'The Good Wife' review: Well-timed and well-done

juliannamargulies_thegoodwife_02_290.jpgThe new CBS drama "The Good Wife" certainly has timing on its side, telling a story about the aftermath of political scandal in a time when a new Elliot Spitzer, Rod Blagojevich or Mark Sanford seems to pop up every month.

Good timing will only get you so far, though, if your show doesn't deliver the goods. "The Good Wife," which premieres at 10 p.m. ET Tuesday, has a lot more going for it than just a news hook.

The show isn't flashy, and it doesn't set up some huge mystery to drive events.

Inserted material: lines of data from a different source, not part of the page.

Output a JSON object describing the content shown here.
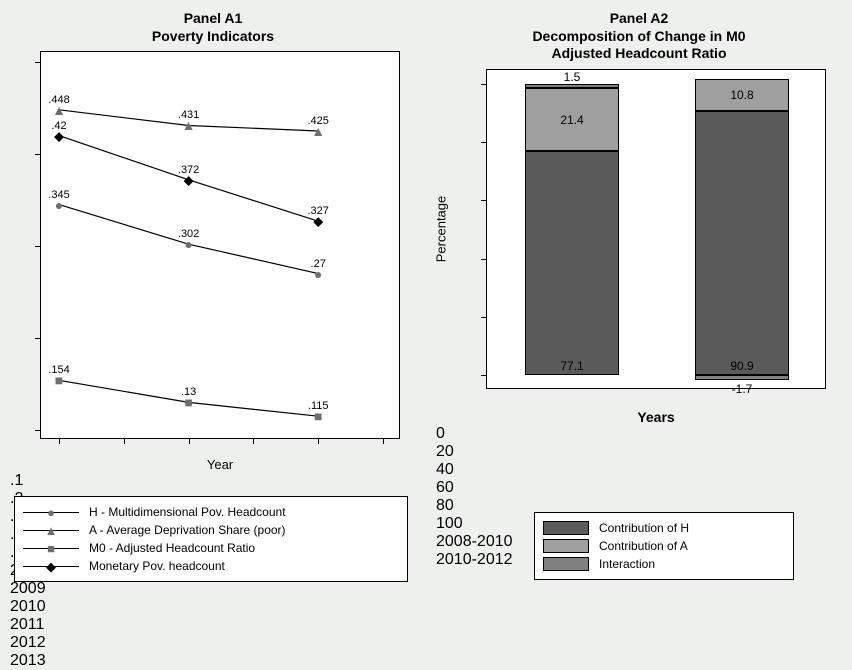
{
  "panelA": {
    "title1": "Panel A1",
    "title2": "Poverty Indicators",
    "xlabel": "Year",
    "ylim": [
      0.1,
      0.5
    ],
    "yticks": [
      0.1,
      0.2,
      0.3,
      0.4,
      0.5
    ],
    "ytick_labels": [
      ".1",
      ".2",
      ".3",
      ".4",
      ".5"
    ],
    "xlim": [
      2008,
      2013
    ],
    "xticks": [
      2008,
      2009,
      2010,
      2011,
      2012,
      2013
    ],
    "background_color": "#ffffff",
    "border_color": "#000000",
    "line_color": "#000000",
    "marker_color": "#6f6f6f",
    "label_fontsize": 11,
    "series": [
      {
        "id": "H",
        "label": "H - Multidimensional Pov. Headcount",
        "marker": "circle",
        "points": [
          {
            "x": 2008,
            "y": 0.345,
            "label": ".345"
          },
          {
            "x": 2010,
            "y": 0.302,
            "label": ".302"
          },
          {
            "x": 2012,
            "y": 0.27,
            "label": ".27"
          }
        ]
      },
      {
        "id": "A",
        "label": "A - Average Deprivation Share (poor)",
        "marker": "triangle",
        "points": [
          {
            "x": 2008,
            "y": 0.448,
            "label": ".448"
          },
          {
            "x": 2010,
            "y": 0.431,
            "label": ".431"
          },
          {
            "x": 2012,
            "y": 0.425,
            "label": ".425"
          }
        ]
      },
      {
        "id": "M0",
        "label": "M0 - Adjusted Headcount Ratio",
        "marker": "square",
        "points": [
          {
            "x": 2008,
            "y": 0.154,
            "label": ".154"
          },
          {
            "x": 2010,
            "y": 0.13,
            "label": ".13"
          },
          {
            "x": 2012,
            "y": 0.115,
            "label": ".115"
          }
        ]
      },
      {
        "id": "Mon",
        "label": "Monetary Pov. headcount",
        "marker": "diamond",
        "points": [
          {
            "x": 2008,
            "y": 0.42,
            "label": ".42"
          },
          {
            "x": 2010,
            "y": 0.372,
            "label": ".372"
          },
          {
            "x": 2012,
            "y": 0.327,
            "label": ".327"
          }
        ]
      }
    ]
  },
  "panelB": {
    "title1": "Panel A2",
    "title2": "Decomposition of Change in M0",
    "title3": "Adjusted Headcount Ratio",
    "ylabel": "Percentage",
    "xlabel": "Years",
    "ylim": [
      -5,
      105
    ],
    "yticks": [
      0,
      20,
      40,
      60,
      80,
      100
    ],
    "categories": [
      "2008-2010",
      "2010-2012"
    ],
    "background_color": "#ffffff",
    "border_color": "#000000",
    "bar_width": 0.55,
    "colors": {
      "H": "#5a5a5a",
      "A": "#9f9f9f",
      "Interaction": "#808080"
    },
    "legend": [
      {
        "key": "H",
        "label": "Contribution of H"
      },
      {
        "key": "A",
        "label": "Contribution of A"
      },
      {
        "key": "Interaction",
        "label": "Interaction"
      }
    ],
    "bars": [
      {
        "category": "2008-2010",
        "segments": [
          {
            "key": "H",
            "from": 0,
            "to": 77.1,
            "label": "77.1",
            "label_pos": "inside-bottom"
          },
          {
            "key": "A",
            "from": 77.1,
            "to": 98.5,
            "label": "21.4",
            "label_pos": "inside-center"
          },
          {
            "key": "Interaction",
            "from": 98.5,
            "to": 100.0,
            "label": "1.5",
            "label_pos": "above"
          }
        ]
      },
      {
        "category": "2010-2012",
        "segments": [
          {
            "key": "Interaction",
            "from": -1.7,
            "to": 0,
            "label": "-1.7",
            "label_pos": "below"
          },
          {
            "key": "H",
            "from": 0,
            "to": 90.9,
            "label": "90.9",
            "label_pos": "inside-bottom"
          },
          {
            "key": "A",
            "from": 90.9,
            "to": 101.7,
            "label": "10.8",
            "label_pos": "inside-center"
          }
        ]
      }
    ]
  }
}
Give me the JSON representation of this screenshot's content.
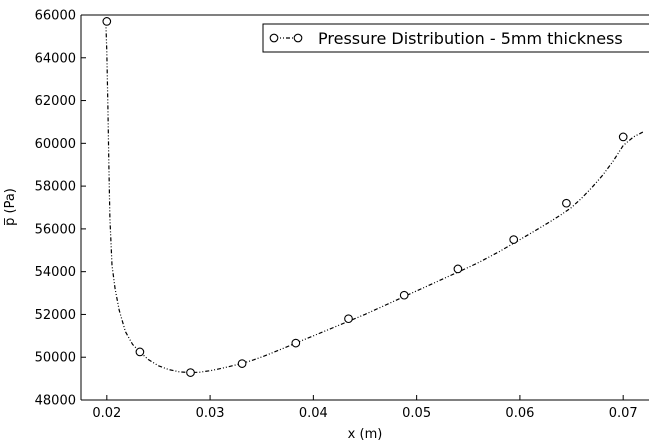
{
  "chart_data": {
    "type": "line",
    "title": "",
    "xlabel": "x (m)",
    "ylabel": "p̅ (Pa)",
    "xlim": [
      0.0175,
      0.0725
    ],
    "ylim": [
      48000,
      66000
    ],
    "x_ticks": [
      0.02,
      0.03,
      0.04,
      0.05,
      0.06,
      0.07
    ],
    "x_tick_labels": [
      "0.02",
      "0.03",
      "0.04",
      "0.05",
      "0.06",
      "0.07"
    ],
    "y_ticks": [
      48000,
      50000,
      52000,
      54000,
      56000,
      58000,
      60000,
      62000,
      64000,
      66000
    ],
    "y_tick_labels": [
      "48000",
      "50000",
      "52000",
      "54000",
      "56000",
      "58000",
      "60000",
      "62000",
      "64000",
      "66000"
    ],
    "grid": false,
    "legend": {
      "position": "top-right",
      "entries": [
        "Pressure Distribution - 5mm thickness"
      ]
    },
    "colors": {
      "line": "#000000",
      "axis": "#000000",
      "background": "#ffffff"
    },
    "series": [
      {
        "name": "Pressure Distribution - 5mm thickness",
        "line_style": "dash-dot-dot",
        "marker": "circle",
        "line_x": [
          0.0199,
          0.02,
          0.0201,
          0.0202,
          0.0203,
          0.0205,
          0.0208,
          0.0212,
          0.0218,
          0.0225,
          0.0232,
          0.024,
          0.025,
          0.026,
          0.027,
          0.028,
          0.029,
          0.03,
          0.031,
          0.032,
          0.033,
          0.034,
          0.035,
          0.036,
          0.037,
          0.038,
          0.039,
          0.04,
          0.041,
          0.042,
          0.043,
          0.044,
          0.045,
          0.046,
          0.047,
          0.048,
          0.049,
          0.05,
          0.051,
          0.052,
          0.053,
          0.054,
          0.055,
          0.056,
          0.057,
          0.058,
          0.059,
          0.06,
          0.061,
          0.062,
          0.063,
          0.064,
          0.065,
          0.066,
          0.067,
          0.068,
          0.069,
          0.07,
          0.071,
          0.072
        ],
        "line_y": [
          65700,
          64300,
          61700,
          58900,
          56500,
          54300,
          53200,
          52200,
          51200,
          50600,
          50250,
          49900,
          49600,
          49420,
          49320,
          49280,
          49300,
          49370,
          49470,
          49580,
          49700,
          49840,
          50010,
          50200,
          50400,
          50600,
          50800,
          51000,
          51200,
          51400,
          51600,
          51800,
          52000,
          52220,
          52440,
          52660,
          52880,
          53100,
          53320,
          53540,
          53760,
          53980,
          54200,
          54430,
          54680,
          54940,
          55220,
          55500,
          55780,
          56070,
          56360,
          56670,
          57000,
          57450,
          57950,
          58500,
          59150,
          59900,
          60300,
          60550
        ],
        "marker_x": [
          0.02,
          0.0232,
          0.0281,
          0.0331,
          0.0383,
          0.0434,
          0.0488,
          0.054,
          0.0594,
          0.0645,
          0.07
        ],
        "marker_y": [
          65700,
          50250,
          49280,
          49700,
          50660,
          51800,
          52900,
          54130,
          55500,
          57200,
          60300
        ]
      }
    ]
  }
}
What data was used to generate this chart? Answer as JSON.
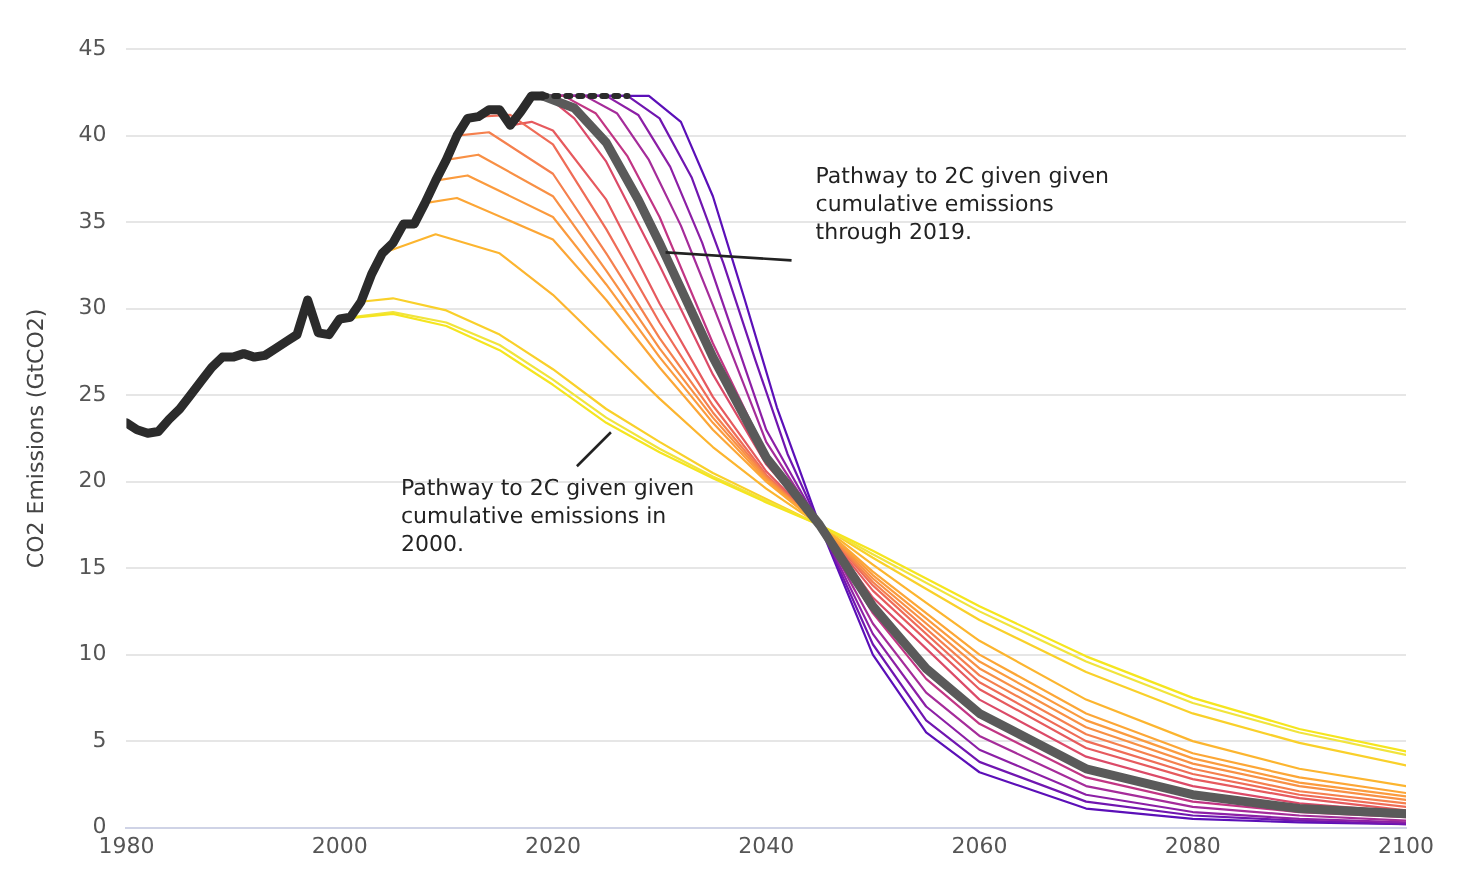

It does, however, pose a couple of human-scaled and intriguing question: Why would the wronged wife of a humiliated politician stick with her husband, and what happens to her after the scandal breaks?

Alicia Florrick ("ER" veteran Julianna Margulies) hasn't fully answered the first question, and she's just starting to figure out the second. We learn in a prologue that her husband, Peter (Chris Noth, "Sex and the City"), the state's attorney for Chicago and Cook County, Ill., is resigning in the wake of a sex and corruption scandal. After watching Alicia deliver a well-earned slap to her husband's face, we jump to six months later, where she's the newest (and oldest) junior associate at a prestigious Chicago law firm where a former law-school buddy (Josh Charles) is now a partner.

Alicia hasn't cut all ties with her husband -- the first thing we see six months later is her wedding ring, and she still visits him in jail -- but even to the extent that she tries to get away from him, she can't. The scandal is still in the news, her teenage kids (Makenzie Vega and Graham Phillips) are hearing taunts at school -- and her first case is a criminal retrial that the new state's attorney is hot to put in the win column.

On top of all that, Alicia also has to contend with colleagues skeptical of her return to the workplace and a fellow associate (Matt Czuchry of "Gilmore Girls") who's competing hard with her for the sole opening at the firm.

"The Good Wife" wisely doesn't overplay any of these elements or turn Alicia's story into a woe-is-me tale. Creators Michelle and Robert King (a husband-and-wife team) seem to recognize that whatever wins Alicia does get won't suddenly erase the lingering effects of Peter's betrayal; as she puts it to him during a jailhouse visit, there's no way her life is ever going back to the way it was.

The series has a strong cast -- Archie Panjabi, as Alicia's smart and sharp-tongued investigator, and Christine Baranski, as a partner in the firm, round out the regulars -- but it is unquestionably Margulies' show, and she's excellent in it. Even in moments where she's not saying much, Margulies is able to communicate a wealth of information just by the look in her eyes or the way she tilts her head. It's hard to overstate how important that quality could be to a show like "The Good Wife," because it could well be the thing that keeps the show from tipping into melodramatic territory.

The primary concern for the show will be keeping a balance between the close-ended elements of the cases Alicia works on and the larger story of her coming to terms with her new life. Tuesday's premiere walks the line pretty well, but if it tips too far toward the case of the week, it will lose a lot of what makes that first episode so strong.

If the show is able to keep that balance, and if it continues to play to Margulies' strengths, "The Good Wife" has the potential to be very good.